In developing countries, legal reforms are aimed at sustaining economic development and trade, e.g., by protecting property rights. Investor protection is less developed and, as a result, corporate ownership is usually concentrated in the hands of a few (e.g. such as a high net-worth individuals and/or families) (see Claessens et al. 2000). In these countries, illegal economic activities such as corruption and bribery often are prevalent and should be addressed by corporate governance and corporate social responsibility (CSR) which take other stakeholders such as the wider community into account as well.

Corporate governance protects shareholders from firm value-reducing activities of management. Corporate failures, as a consequence of weak corporate governance, create mistrust and can lead to bad resource allocations. As a result, corporate governance supports economic development by ensuring that investments from investors are not expropriated and economic confidence is assured. This is especially important for institutional-building and development of emerging economies, which in turn benefits society as a whole.

2.2 A Country’s Institutional Framework

In general, institutions are the outcome of human organizing and interaction. They are normally indigenous structures that are the result of social, economic, historical, judicial, political and religious relationships. Institutions are made up of both “informal constraints” and “formal rules” and are a reflection of socio-economic motives:

Institutions provide the incentive structure of an economy; as that structure evolves, it shapes the direction of economic change towards growth, stagnation, or decline. (North 1991, p. 1)

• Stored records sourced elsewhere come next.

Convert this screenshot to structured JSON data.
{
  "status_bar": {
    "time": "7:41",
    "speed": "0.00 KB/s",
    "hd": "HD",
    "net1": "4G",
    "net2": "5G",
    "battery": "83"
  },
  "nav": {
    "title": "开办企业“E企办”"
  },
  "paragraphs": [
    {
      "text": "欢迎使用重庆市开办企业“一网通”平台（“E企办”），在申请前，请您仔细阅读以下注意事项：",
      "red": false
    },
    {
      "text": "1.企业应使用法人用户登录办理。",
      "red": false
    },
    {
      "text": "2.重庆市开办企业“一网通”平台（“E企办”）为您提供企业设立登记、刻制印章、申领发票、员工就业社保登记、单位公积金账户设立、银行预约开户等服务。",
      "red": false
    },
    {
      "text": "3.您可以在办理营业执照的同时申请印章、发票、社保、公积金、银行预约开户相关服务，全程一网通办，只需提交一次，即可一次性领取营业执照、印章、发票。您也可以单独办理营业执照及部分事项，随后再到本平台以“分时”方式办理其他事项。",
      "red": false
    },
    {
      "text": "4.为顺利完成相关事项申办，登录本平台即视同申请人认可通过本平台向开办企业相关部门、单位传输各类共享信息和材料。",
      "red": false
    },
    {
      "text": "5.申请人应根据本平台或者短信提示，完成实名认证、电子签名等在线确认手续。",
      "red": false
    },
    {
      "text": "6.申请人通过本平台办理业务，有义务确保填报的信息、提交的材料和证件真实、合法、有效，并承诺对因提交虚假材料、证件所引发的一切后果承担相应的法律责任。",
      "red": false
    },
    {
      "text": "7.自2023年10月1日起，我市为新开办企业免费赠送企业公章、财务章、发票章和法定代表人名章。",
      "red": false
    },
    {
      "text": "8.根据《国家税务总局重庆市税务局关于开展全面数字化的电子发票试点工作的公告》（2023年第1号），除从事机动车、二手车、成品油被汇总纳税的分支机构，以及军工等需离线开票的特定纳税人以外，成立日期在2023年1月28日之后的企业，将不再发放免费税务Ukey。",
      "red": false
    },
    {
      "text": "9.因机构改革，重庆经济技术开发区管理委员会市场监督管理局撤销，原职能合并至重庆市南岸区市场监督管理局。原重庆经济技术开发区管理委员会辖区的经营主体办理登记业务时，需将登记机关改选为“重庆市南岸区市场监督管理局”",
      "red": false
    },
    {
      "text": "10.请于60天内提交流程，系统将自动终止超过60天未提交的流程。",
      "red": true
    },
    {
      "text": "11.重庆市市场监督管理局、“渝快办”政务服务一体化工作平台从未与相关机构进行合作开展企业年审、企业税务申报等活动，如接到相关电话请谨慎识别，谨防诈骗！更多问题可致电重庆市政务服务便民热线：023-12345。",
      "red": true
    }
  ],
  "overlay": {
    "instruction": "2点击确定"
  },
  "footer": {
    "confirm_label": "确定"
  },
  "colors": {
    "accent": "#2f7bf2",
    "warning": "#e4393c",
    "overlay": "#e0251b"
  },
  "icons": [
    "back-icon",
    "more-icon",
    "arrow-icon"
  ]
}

The importance of the institutions of law and regulation in studies of societies was also expounded by Edelman and Stryker (2005). Laws and enforcement thereof, provide institutional legitimacy to the state, but also certainty to society. Laws, regulations, government policies and official edicts oil the wheels of commerce by providing boundaries in the field. The absence of these tools is an obstacle to a well-functioning society as social norms are poor substitutes for legitimate social actions. Supporting the importance of the law in economic development also comes from La Porta et al.’s (1998) study on Law and Finance which tracked the historical evolution of legal development across different jurisdictions.

Altogether, the institutional framework within a country defines the scope and terms of its corporate governance rulings because it sets strict rules of investor protection and indirectly influences the configuration of corporate governance at firm level (see Easterbrook and Fischel 1989). In a series of papers, La Porta et al. (1997, 1998, 2000, 2002) show that lower investor protection is related to weaker financial markets, higher ownership concentration and lower corporate valuation and affects corporate governance. Transparency International (2009) underlines the importance of corporate governance to counter corruption and fraud. Wu (2005) detects a positive relationship between good corporate governance and a reduced level of corruption.

Countries with insufficient legal enforcement are observed to have difficulty in attracting external capital (Shleifer and Vishny 1997). Furthermore, the importance of an appropriate legal environment was acutely described by Adam Smith:

Commerce and manufacturers can seldom flourish long in any state which does not enjoy a regular administration of justice, in which the people do not feel themselves secure in the possession of their property, in which the faith of contracts is not supported by law, and in which the authority of the state is not supposed to be regularly employed in enforcing the payment of debts from all those who are able to pay. Commerce and manufactures, in short, can seldom flourish in any state in which there is not a certain degree of confidence in the justice of government.—Smith (1776)

To put it in a nutshell: The institutional environment of a country is fundamental to its future success and growth. As Lazonick aptly put it: “History shows, that the driving force of successful capitalist development is not the perfection of the market mechanism but the building of organizational capacities” (Lazonick 1991, p. 8). A distinct view of the role institutions play in economic development was taken by Lin and Nugent (1995). They looked at the reality and struggles of institutions in developing countries. More often than not, developing countries are politically unstable and institutions have to work around this instability.

Institutions influence the pace and level of economic development, while economic development can trigger institutional changes (Lin and Nugent 1995, p. 2303). Institutions in economic development are divided into two types: market and non-market. Market institutions deal directly with contracts, commodity and factor markets. Usually, they are government institutions such as courts, securities commissions (or market regulators), stock exchanges, and economic ministries. Non-market institutions are the firms and communities. Both market and non-market institutions complement each other due to their interconnectedness and interdependency with each other (Lin and Nugent 1995, p. 2312).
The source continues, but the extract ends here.